The point is that there’s room in a democracy for people who ridicule and denounce those who disagree with them; there isn’t any place for eliminationist rhetoric, for suggestions that those on the other side of a debate must be removed from that debate by whatever means necessary."
Does the right deserve most of the blame? YES - HELL YES, even.
But does anyone really believe that the left deserves NONE of the blame?
The toxic political culture hell of today is the direct result of the last two decades of "caustic rhetoric and mockery" that BOTH SIDES have wallowed in and continually escalated.
Insults lead to incitement as surely as incitement leads to violence. That's the true nature of our sickness. It's time for us to put an end to it - unilaterally, if necessary.
Ending the era of the personal attack is important for 3 reasons:
1) It's dangerous:
2) It's counter-productive at a time when the problems we face are just too fucking important to defer any longer; and
3) It's childish.
We have to stop insulting, ridiculing, denouncing and demonizing our opponents. They are PEOPLE with whom we disagree. They love their children and their country just as we do. That we disagree with them about vital issues doesn't change that.
Somebody's got to be the adult. Does anyone really think the right is capable of doing that?
dean, you're right. There are plenty of left wing crazies, too.
Who CARES which side has more crazies? Or threw the first insult? Call it a draw. Call it The Battle of Who Could Care Less. But call it OVER.
"All we can do is call them crazies, try to stay sane, and serve as better examples for the people around us."

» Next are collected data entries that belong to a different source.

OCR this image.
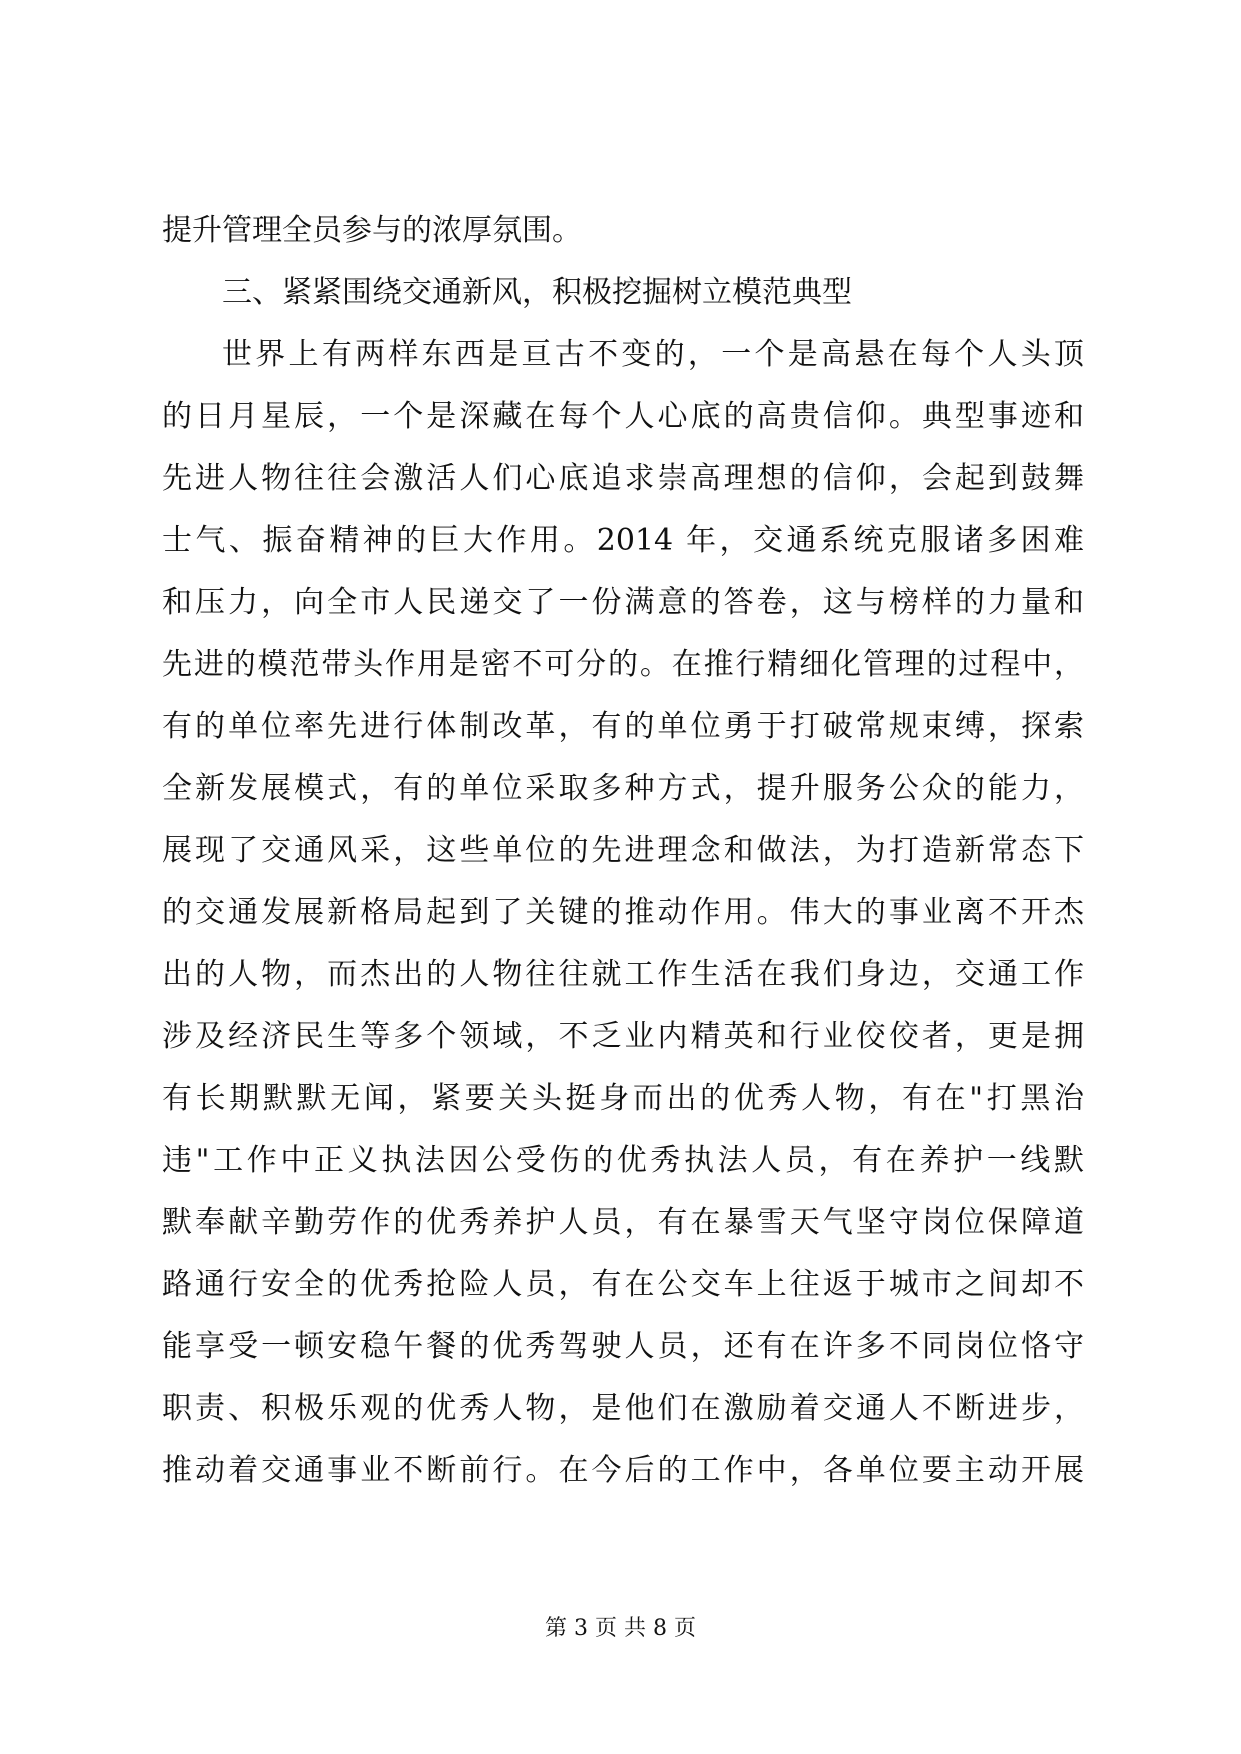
提升管理全员参与的浓厚氛围。
三、紧紧围绕交通新风，积极挖掘树立模范典型
世界上有两样东西是亘古不变的，一个是高悬在每个人头顶
的日月星辰，一个是深藏在每个人心底的高贵信仰。典型事迹和
先进人物往往会激活人们心底追求崇高理想的信仰，会起到鼓舞
士气、振奋精神的巨大作用。2014 年，交通系统克服诸多困难
和压力，向全市人民递交了一份满意的答卷，这与榜样的力量和
先进的模范带头作用是密不可分的。在推行精细化管理的过程中，
有的单位率先进行体制改革，有的单位勇于打破常规束缚，探索
全新发展模式，有的单位采取多种方式，提升服务公众的能力，
展现了交通风采，这些单位的先进理念和做法，为打造新常态下
的交通发展新格局起到了关键的推动作用。伟大的事业离不开杰
出的人物，而杰出的人物往往就工作生活在我们身边，交通工作
涉及经济民生等多个领域，不乏业内精英和行业佼佼者，更是拥
有长期默默无闻，紧要关头挺身而出的优秀人物，有在"打黑治
违"工作中正义执法因公受伤的优秀执法人员，有在养护一线默
默奉献辛勤劳作的优秀养护人员，有在暴雪天气坚守岗位保障道
路通行安全的优秀抢险人员，有在公交车上往返于城市之间却不
能享受一顿安稳午餐的优秀驾驶人员，还有在许多不同岗位恪守
职责、积极乐观的优秀人物，是他们在激励着交通人不断进步，
推动着交通事业不断前行。在今后的工作中，各单位要主动开展
第 3 页 共 8 页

Good things all, dean. We do need to do those things. Those things will help a lot.
But WE CAN DO MORE - and we have to, if we want some kind of win-win.
We can admit we didn't always do those things in the past. I sure didn't, and I don't know anyone who did. Mea Culpa.
We can also say we did things in the past which helped to create this toxic enviroment (eg insults). For the record - I sure did. I've insulted a lot of people on the right over the years, mostly because I felt they'd insulted me first. That was a mistake. I should've just called them on it and moved on.
Then we can publicly say we don't want to do those things anymore. Again, for the record - I won't sling insults at the right anymore. Even in response to insults someone may sling at me.
Moving forward, we can agree to disagree - and then TAKE A FRAKKING VOTE ON IT. No insults beforehand. No hard feelings afterwards; instead, move on to the next issue. Easier said than done, surely. (I'm pretty sure I'll be using the backspace key more now).
But grown-ups can do it. I've seen it happen. And really, it'll be more fun and less boring than what we've been doing.